The Debrief
EHR emoji | ChatGPT for hospitals | Wellness panic
Sharing a handful of interesting/important things with my thoughts.
Editorial note: It came to my attention that I might have fetishized mdGPTs in this week’s post, The Cognitive Prosthetic. So in the next couple weeks I’ll self-counter with something covering my concerns around these new tools. Stay tuned.
OpenAI’s quiet release of ChatGPT for Healthcare
While last week’s Debrief I shared OpenAI’s release of ChatGPT Health, but I missed their stealthy drop of ChatGPT for Healthcare. ChatGPT Health, as you recall, is the consumer end of ChatGPT and it allows folks to upload records, connect to wellness apps, etc.
ChatGPT for Healthcare. This is OpenAI’s bid to become the working layer between doctors and the rest of the hospital info system. It’s tidied up for administrators and IT types with enterprise controls, data retention controls, and business agreements to support HIPAA workflows.
The reason I missed it is because they didn’t publicize it heavily. (Almost simultaneously, Anthropic announced a version of Claude similarly tailored to enterprise healthcare users.)
Torch acquisition. And the plot thickens — and this is important. OpenAI acquired Torch (not Torchy’s, the taco chain), a small health-tech company designed to turn EHR mayhem (labs, meds, visit recordings) into something usable.
So while OpenAI builds the polished doctor interface, Epic clunks on below as the information engine.
🔺 What’s important isn’t what OpenAI is doing with any one of these products, it’s their intent.

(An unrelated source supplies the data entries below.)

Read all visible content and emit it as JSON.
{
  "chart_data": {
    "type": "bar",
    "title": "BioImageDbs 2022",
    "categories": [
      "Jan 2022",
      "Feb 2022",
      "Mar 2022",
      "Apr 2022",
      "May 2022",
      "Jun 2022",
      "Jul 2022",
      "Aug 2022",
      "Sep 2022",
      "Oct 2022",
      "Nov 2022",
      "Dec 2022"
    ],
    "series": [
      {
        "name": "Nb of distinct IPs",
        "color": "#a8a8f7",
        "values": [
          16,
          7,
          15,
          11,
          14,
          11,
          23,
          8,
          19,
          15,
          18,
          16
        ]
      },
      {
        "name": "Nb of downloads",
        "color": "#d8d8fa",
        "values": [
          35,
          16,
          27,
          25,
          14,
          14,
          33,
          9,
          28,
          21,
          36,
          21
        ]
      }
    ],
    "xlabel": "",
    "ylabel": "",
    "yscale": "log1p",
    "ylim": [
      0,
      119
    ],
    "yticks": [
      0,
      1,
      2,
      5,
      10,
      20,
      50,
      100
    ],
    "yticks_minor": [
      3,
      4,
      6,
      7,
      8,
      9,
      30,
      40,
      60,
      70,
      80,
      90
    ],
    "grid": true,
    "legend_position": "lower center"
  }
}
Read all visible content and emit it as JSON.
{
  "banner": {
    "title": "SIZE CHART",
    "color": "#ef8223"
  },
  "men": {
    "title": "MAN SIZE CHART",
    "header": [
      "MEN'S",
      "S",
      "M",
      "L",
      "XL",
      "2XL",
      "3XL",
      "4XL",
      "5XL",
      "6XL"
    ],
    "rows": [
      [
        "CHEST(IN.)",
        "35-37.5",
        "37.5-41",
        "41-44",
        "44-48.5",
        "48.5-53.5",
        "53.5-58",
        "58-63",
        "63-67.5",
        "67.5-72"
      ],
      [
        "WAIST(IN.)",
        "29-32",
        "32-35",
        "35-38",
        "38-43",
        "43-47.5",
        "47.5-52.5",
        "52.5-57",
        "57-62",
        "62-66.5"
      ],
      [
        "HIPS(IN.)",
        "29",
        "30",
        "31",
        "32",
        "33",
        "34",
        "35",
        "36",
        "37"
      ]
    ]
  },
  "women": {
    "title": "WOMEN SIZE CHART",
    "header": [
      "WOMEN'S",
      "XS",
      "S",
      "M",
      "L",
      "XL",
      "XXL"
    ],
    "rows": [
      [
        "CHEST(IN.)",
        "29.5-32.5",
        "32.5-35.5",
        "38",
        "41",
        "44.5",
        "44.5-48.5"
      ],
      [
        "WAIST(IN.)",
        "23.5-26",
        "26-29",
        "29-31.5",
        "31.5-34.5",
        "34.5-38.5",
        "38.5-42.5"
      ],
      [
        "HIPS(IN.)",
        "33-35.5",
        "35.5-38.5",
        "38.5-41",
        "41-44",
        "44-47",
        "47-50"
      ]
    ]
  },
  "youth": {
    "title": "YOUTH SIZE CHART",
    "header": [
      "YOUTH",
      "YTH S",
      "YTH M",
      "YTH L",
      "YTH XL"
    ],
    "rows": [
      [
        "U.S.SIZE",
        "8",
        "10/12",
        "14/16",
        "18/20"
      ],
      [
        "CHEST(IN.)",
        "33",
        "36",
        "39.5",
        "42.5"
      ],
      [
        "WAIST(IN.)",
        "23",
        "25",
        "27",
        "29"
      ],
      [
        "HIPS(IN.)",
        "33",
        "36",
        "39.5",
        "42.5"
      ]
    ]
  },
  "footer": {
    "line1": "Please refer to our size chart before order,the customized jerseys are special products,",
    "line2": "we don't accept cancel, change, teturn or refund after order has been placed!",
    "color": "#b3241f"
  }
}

These are things you do when you want to penetrate the healthcare workspace. Beyond trying to be the layer between you and Epic/Cerner, this is a defensive move against commodification. Pretty interesting to think where this could go.
OpenEvidence games
This is clever. OpenEvidence this week started offering a game feature, Synapses, on their platform. It’s a kind of matching game. I tried one in cardiology but I don’t know anything about hearts. When I was adding links this morning I could only find it on the mobile app under ‘Discovery’ — So start there if you want to check it out. I’ll add that they need a Leader Board — Docs are competitive 🥇.
🔺 This makes sense. OpenEvidence has to continue to position itself broadly along its axis of information | knowledge | wisdom. This feature aligns with that core.
Emoji in medical records
In a study published this week in JAMA Network Open, researchers found that between 2020–2024, fewer than two notes per 100,000 included emoji. But by late 2025, emoji showed up in 10+ notes per 100,000.
Michigan Medicine (where the study originated) prohibits emoji in the medical record. It’s worth noting that most emoji were in portal messages to patients, telephone encounters, and encounter summaries.
The problem is the record serves competing interests including legal, compliance, the patient, and the doctor. Ask any of these folks what the MR is for and you’ll get different answers. Ask them what 🙂 means and you’ll definitely get different answers.
It seems the issue centers on what a patient understands when they encounter an emoji, which is fair.
🔺 I’ll call emoji defensible in portal messages where they’re purely social and the message is crystal clear without it. They’re probably questionable in core clinical documentation meant for other clinicians (progress notes, assessments). Here’s the best litmus IMHO: If you delete the emoji and the message becomes even slightly unclear, you shouldn’t use it.
And I’ll die on this hill: If a hospital system wants to ban emoji in the name of clarity, fine. But then it should bring the same energy to medical jargon, templated filler, and other forms of medical slop.
The wellness industrial complex | What’s old is new again
Ryan McCormick, M.D. is one of Substack’s great medical thinkers. His recent Examined post on wellness panic and its corollaries with an earlier time is worth a read.
America is spiraling into a wellness panic—again. We’re microdosing, biohacking, cold-plunging our way toward a mythical immortality while measles cases explode and snake oil salesmen occupy the highest offices in the land. Sound familiar? It should. We lived through this exact fever dream 150 years ago, when rapid industrialization shattered society, inequality reached grotesque extremes, and terrified Americans turned to diet gurus and patent medicine hucksters promising control over bodies if not lives. The names have changed, but the con remains.
I’ll see y’all on Wednesday. I’m planning to share an interesting dilemma involving AirPods/headphones and doctors. I’d love to know what you think when it lands.




Somehow I can’t see myself ever intentionally using a naked ChatGPT interface for much of anything, especially, however, not for medicine. I’ll have to look at the Claude version, as I’ve been using Claude for some other things successfully, but my go to LLM for medical work remains Open Evidence. Thanks for the summary!
Can any of these AI healthcare products ever enter the EMR space directly?